With summer fast approaching, magazine articles are encouraging us to get our bodies back, while giving tips on how to lose those extra lockdown pounds.
Despite my job as a nutritionist, I’m here to tell you that there’s no place for denial right now and we should all stop worrying.
During lockdown, food has had such focus. I’m currently enjoying the pleasure of new season peas-in-the-pod and English berries; the kindness of being included on a weekly challah rota and my favourite falafel shop delivering hot falafel to our door. We’ve eaten cookies, cakes and bread from yet another “maths” class — I’ve also never spent so much time in the kitchen.
With three ravenous boys and a constantly hungry husband, I’ve morphed into a balaboosta, endlessly cooking and doling out snacks. And in turn, this has increased my eating – it’s hard to resist warm just-baked pita or the last few chips from my kids’ plates.
As someone who has always been controlled with my eating, I’ve turned to food to cope with the stress and boredom and predictably, have gained a few pounds. This extra weight wouldn’t even show to others, but I can tell, and I’ve struggled with my feelings towards it. So I’ve recently been trying to make some changes that may seem unexpected.
I’m ditching the guilt. Lockdown has brought its fair share of angst — that we’re not doing enough for our elderly relatives, for our children or maybe for the community. So the one thing we really should not feel remorse over is our eating, and any weight-gain.
If you’re feeling guilty, I’m here to tell you to stop right now! In these strange times we need to be kind to ourselves and stop the voices in our head which say we’re ‘too fat’, or we ‘have no willpower’. Easy to say, but not so simple in practice. It’s something I’m working on with myself, and with my clients.
I’m a fan of a popular ‘anti-diet’ movement called Intuitive Eating, the principles of which are useful to follow for anyone struggling with their weight, body image and feelings around food. The idea is based on a best-selling book of the same name, published in the mid-90s, and is now gaining momentum with social media. It has real resonance currently, when we’re expected to emerge from lockdown like butterflies.
The end goal is not about weight loss — though that might happen — but instead, knowing about the foods and movement to include to make your body feel good. It’s about focussing on health, not size and rejecting the idea we need to look a certain way.
There are ten principles, but here are a few key ones that I’ve found most useful:
1. Make peace with food: Categorising foods as “good” or “bad” only increases our guilt and feelings of poor self-worth. We all know a biscuit isn’t as nutrient-dense as a carrot; but deny yourself that biscuit, and you’re more likely to crave it, binge on it, feel guilty and the cycle continues. So next time you fancy the biscuit/slice of cake/piece of challah eat it! My golden rule though is to sit down to eat; no furtive shovelling behind the cupboard door — enjoy it!
2. Honour your hunger:
Try and really listen to your body and respond to your hunger cues. When you go to eat, ask yourself “am I hungry, or am I bored/sad/stressed?” If the answer is yes to hunger — eat! You may also find this idea liberating if you’re someone who feels forced to eat at recognised mealtimes, despite not being hungry. If you’re waking up later in lockdown you may then find it might suit you better to not eat breakfast at all; or maybe enjoy a late breakfast, skip lunch and instead eat a snack in the afternoon.
3.Feel your fullness:
Stop eating when you’re full and take time to notice what your hunger level is. With more time to spend over your meals at the moment, you may be more able to pause mid-meal to think about how the food tastes and what your current hunger level is.
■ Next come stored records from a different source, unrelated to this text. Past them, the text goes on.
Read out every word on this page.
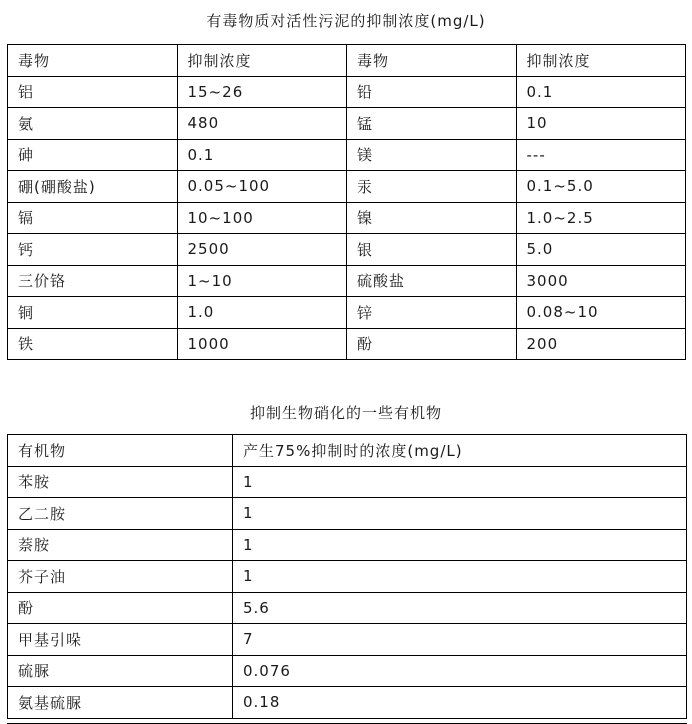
有毒物质对活性污泥的抑制浓度(mg/L)
毒物	抑制浓度	毒物	抑制浓度
铝	15~26	铅	0.1
氨	480	锰	10
砷	0.1	镁	---
硼(硼酸盐)	0.05~100	汞	0.1~5.0
镉	10~100	镍	1.0~2.5
钙	2500	银	5.0
三价铬	1~10	硫酸盐	3000
铜	1.0	锌	0.08~10
铁	1000	酚	200
抑制生物硝化的一些有机物
有机物	产生75%抑制时的浓度(mg/L)
苯胺	1
乙二胺	1
萘胺	1
芥子油	1
酚	5.6
甲基引哚	7
硫脲	0.076
氨基硫脲	0.18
There’s nothing wrong with eating a big bowl of pasta if that’s what you want, but the idea is that you listen to your cues and stop eating when you’ve had enough.
4. Respect your body:
Make peace with the body you have. This one can be challenging — who truly ‘loves’ their body? Our weight and body shape is often so tied up in our self-esteem. However since the Coronavirus outbreak we really do have reason to start being thankful for our bodies — either for fighting off the virus if we’ve contracted it, or for protecting us from it. Despite our negative thoughts, our bodies are working hard for us, fighting, protecting and keeping us going.
Whilst Intuitive Eating is anti-diet, it is not anti-nutrition, and nor am I. Working through the principles, the idea is you gradually learn to intuit what your body needs, and how it feels good. Though there are no right or wrong foods. You might find that after a few days of eating only processed food, you don’t feel great; but with a variety of fresh produce and minimally processed foods you can enjoy a bowl of ice cream without any negative thoughts or emotions creeping in.
It’s definitely a work in progress, but I know for me at least, one worth trying.